Vor der großen Reise steht jetzt aber erst einmal die Preisverleihung des Youlius-Awards am 26. Januar in Essen an. Aus 170 Bewerbern haben es Sophie Sperlich und Simon Büschges unter die Nominierten in der Kategorie „Vlogs“ (kurz für Videoblogs) geschafft. „Wir hatten keine Ahnung, ob wir eine Chance haben“, sagt Simon Büschges. Alles was der 22-Jährige über das Produzieren von Videos weiß, hat er sich selbst angeeignet.
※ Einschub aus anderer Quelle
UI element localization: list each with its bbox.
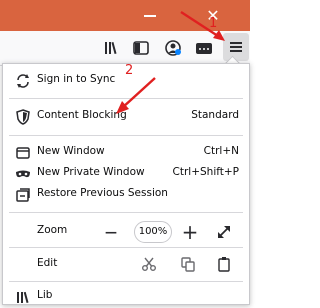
cut-icon[interactable]	[141, 256, 157, 272]
sidebar-icon[interactable]	[131, 38, 151, 58]
new-private-window-shortcut: Ctrl+Shift+P	[172, 166, 239, 178]
menu-separator	[9, 135, 243, 136]
library-menu-icon	[17, 291, 29, 304]
restore-session-icon	[16, 188, 30, 202]
new-private-window-label: New Private Window	[37, 166, 145, 178]
menu-separator	[9, 212, 243, 213]
menu-item-restore-session[interactable]: Restore Previous Session	[3, 184, 249, 206]
new-window-shortcut: Ctrl+N	[203, 145, 239, 157]
new-window-label: New Window	[37, 145, 105, 157]
annotation-arrow-2	[116, 77, 156, 114]
content-blocking-value: Standard	[191, 109, 239, 121]
fullscreen-icon[interactable]	[216, 224, 232, 240]
private-mask-icon	[16, 170, 30, 178]
shield-icon	[16, 109, 30, 125]
sync-icon	[17, 74, 29, 88]
zoom-label: Zoom	[37, 224, 68, 236]
annotation-arrow-1	[180, 10, 225, 41]
menu-separator	[9, 281, 243, 282]
menu-item-new-window[interactable]: New Window Ctrl+N	[3, 142, 249, 164]
zoom-reset-button[interactable]: 100%	[134, 221, 172, 243]
zoom-out-button[interactable]: —	[98, 221, 124, 245]
menu-separator	[9, 247, 243, 248]
copy-icon[interactable]	[180, 256, 196, 272]
minimize-icon[interactable]	[144, 15, 156, 17]
menu-item-new-private-window[interactable]: New Private Window Ctrl+Shift+P	[3, 163, 249, 185]
library-label: Lib	[37, 289, 53, 301]
library-icon[interactable]	[102, 38, 122, 58]
new-window-icon	[16, 147, 30, 159]
menu-item-library[interactable]: Lib	[3, 286, 249, 308]
sign-in-sync-label: Sign in to Sync	[37, 73, 116, 85]
zoom-in-button[interactable]: +	[177, 221, 203, 245]
paste-icon[interactable]	[216, 256, 232, 272]
edit-label: Edit	[37, 257, 58, 269]
restore-session-label: Restore Previous Session	[37, 187, 168, 199]
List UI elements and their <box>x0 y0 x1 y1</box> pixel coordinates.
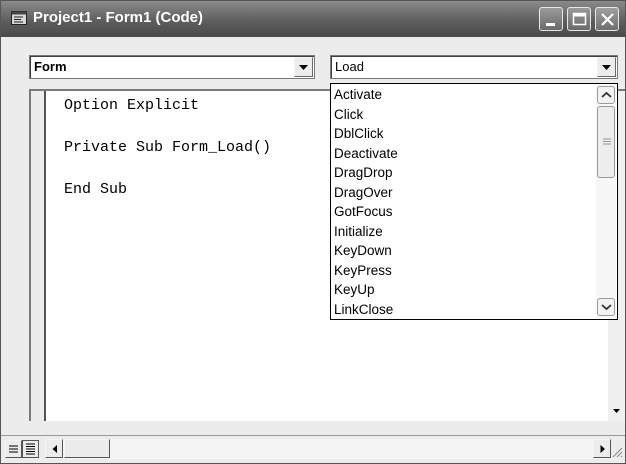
window-title: Project1 - Form1 (Code) <box>33 9 204 26</box>
event-list-scrollbar[interactable] <box>596 85 616 318</box>
chevron-down-icon <box>601 304 612 311</box>
procedure-view-button[interactable] <box>5 440 22 458</box>
event-dropdown-list[interactable]: Activate Click DblClick Deactivate DragDrop D… <box>330 83 618 320</box>
minimize-button[interactable] <box>539 7 563 31</box>
event-list-item[interactable]: KeyPress <box>334 261 594 280</box>
procedure-view-icon <box>9 445 18 453</box>
title-bar[interactable]: Project1 - Form1 (Code) <box>1 1 625 37</box>
code-window-icon[interactable] <box>11 11 27 25</box>
horizontal-scrollbar[interactable] <box>45 439 611 459</box>
resize-grip-icon[interactable] <box>611 446 623 458</box>
maximize-icon <box>572 12 587 26</box>
code-line[interactable]: End Sub <box>64 181 127 198</box>
procedure-combo-dropdown-button[interactable] <box>597 57 616 77</box>
scroll-right-button[interactable] <box>593 439 611 458</box>
event-list-item[interactable]: KeyDown <box>334 241 594 260</box>
minimize-icon <box>546 23 555 26</box>
object-combo-value: Form <box>34 59 67 74</box>
event-list-item[interactable]: Initialize <box>334 222 594 241</box>
event-list-item[interactable]: GotFocus <box>334 202 594 221</box>
object-combo-dropdown-button[interactable] <box>294 57 313 77</box>
list-scroll-up-button[interactable] <box>597 86 615 104</box>
object-combo[interactable]: Form <box>29 55 315 79</box>
event-list-item[interactable]: KeyUp <box>334 280 594 299</box>
full-module-view-button[interactable] <box>22 440 39 458</box>
scroll-left-button[interactable] <box>45 439 63 458</box>
code-line[interactable]: Private Sub Form_Load() <box>64 139 271 156</box>
event-list-item[interactable]: LinkClose <box>334 300 594 319</box>
procedure-combo[interactable]: Load <box>330 55 618 79</box>
bottom-bar <box>1 435 625 463</box>
chevron-up-icon <box>601 91 612 98</box>
scroll-down-button[interactable] <box>608 403 625 420</box>
event-list-item[interactable]: Activate <box>334 85 594 104</box>
close-button[interactable] <box>595 7 619 31</box>
full-module-view-icon <box>26 443 35 455</box>
procedure-combo-value: Load <box>335 59 364 74</box>
chevron-down-icon <box>602 65 611 70</box>
pane-left-strip <box>1 89 29 435</box>
chevron-left-icon <box>52 445 57 453</box>
maximize-button[interactable] <box>567 7 591 31</box>
list-scroll-down-button[interactable] <box>597 298 615 316</box>
chevron-down-icon <box>613 409 620 413</box>
code-window: Project1 - Form1 (Code) Form Load Option… <box>0 0 626 464</box>
horizontal-scroll-thumb[interactable] <box>64 439 110 458</box>
chevron-right-icon <box>600 445 605 453</box>
event-list-item[interactable]: Click <box>334 105 594 124</box>
event-list-item[interactable]: DblClick <box>334 124 594 143</box>
close-icon <box>601 13 614 26</box>
code-line[interactable]: Option Explicit <box>64 97 199 114</box>
event-list-item[interactable]: Deactivate <box>334 144 594 163</box>
list-scroll-thumb[interactable] <box>597 106 615 178</box>
event-list-item[interactable]: DragOver <box>334 183 594 202</box>
margin-indicator-bar[interactable] <box>31 91 46 421</box>
grip-icon <box>603 138 611 145</box>
chevron-down-icon <box>299 65 308 70</box>
event-list-item[interactable]: DragDrop <box>334 163 594 182</box>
An seinem ersten Video saß er rund 20 Stunden, mittlerweile braucht er nicht mal mehr die Hälfte der Zeit. Bei dem Wettbewerb will der junge Videokünstler vor allem dazulernen, „Kollegen“ kennenlernen und sich mit ihnen austauschen. Außerdem winken Sachpreise in Form von Gutscheinen, etwa Musikabos zur Untermalung der Videos.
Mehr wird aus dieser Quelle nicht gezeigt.